POLITICA SOCIAL E POESIA


Nas questões políticas que comento, meus vômitos políticos se juntam à quimera das minhas poesias.

Nasci um poeta, reconhecido ou não, lá nos côncavos de um sertão, onde tinha cachoeira em que eu brincava nos domingos, descendo o lajeado em cachopas de coqueiros. Lá aprendi a me embebedar nos cantos dos sabiás sobre o que hoje componho poemas, mas que na época, por si só, eram poesias.

Lá eu sonhava crescer, lambuzar-me com a água encanada e a luz elétrica das cidades grandes, onde conheceria uma mulher linda e numa casa imensa, num jardim imenso pipocado de flores urbanas, eu a beijaria e ela se abraçaria a mim e se dependuraria no meu pescoço com quem viveria felicidade plena e infinita.

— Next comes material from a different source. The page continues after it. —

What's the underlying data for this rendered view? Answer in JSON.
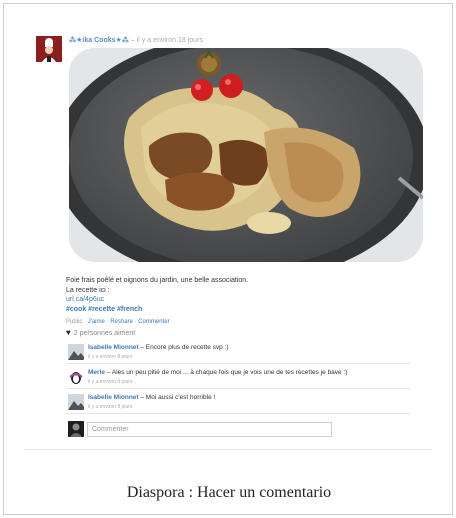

Lá eu aprendi a conhecer os dois lados da vida social. De um lado os caipiras pobres que se juntavam em serões nos engenhos, para fazer a farinha um ou outro. Lá assistia um caipira matar um porco e dividir a carne com os vizinhos e certo de que receberia o mesmo agrado e recebia, sem dúvida. Lá escutava homens usando o bigode para fazer valer o combinado, fio a fio, palavra a palavra.

E lá também já aprendi a conhecer os coronéis afortunados do lugarejo que exploravam a todos esses caipiras, grilando suas terras, impondo preços aviltantes pelo mantimento, pagando diárias vis pelos serviços que prestavam/contratavam. Lá, ainda menino e já poeta, sonhava um grande amor e sonhava ver os homens simplesmente vivendo na verdadeira irmandade, daquele jeito que os pastores mencionavam ditos de Cristo, nos cultos domingueiros que eu assistia a contra gosto, puxado pelas barras da saia de chita da minha mãe.

E cresci, mudei para a cidade grande, iludi-me com o fulgor da luz elétrica, com o farto jorrar da água encanada, com o cinema, os mocinhos dos faroestes, as músicas apaixonantes do Roberto Carlos. Fiquei letrado e aprendi até o que não queria.

Conheci e vivi muitos amores, acolhi belas damas em meu peito, que até se dependuraram em meu pescoço, mas nunca conheci "aquela" mulher perfeita dos meus sonhos de menino caipira. E não assisti nas tantas décadas de vida e aquisição de saber, quase ninguém praticando o que escutava nas igrejas, nas palavras de Cristo, tão lindamente citadas pelos pastores e padres.

Só assisti a ganância, a sovina, a avareza, tomando corpo crescente nas mãos nojentas e na hipocrisia fedorenta dos semelhantes coronéis, já então urbanizados. Os mesmos coronéis que logravam o peão no sertão, hoje logram os meninos, as meninas, os adolescentes, os adultos e os velhos incautos, fazendo-os eternos escravos já embranquecidos e de corações até já rotos pela esperança corroída nos desgostos da descrença.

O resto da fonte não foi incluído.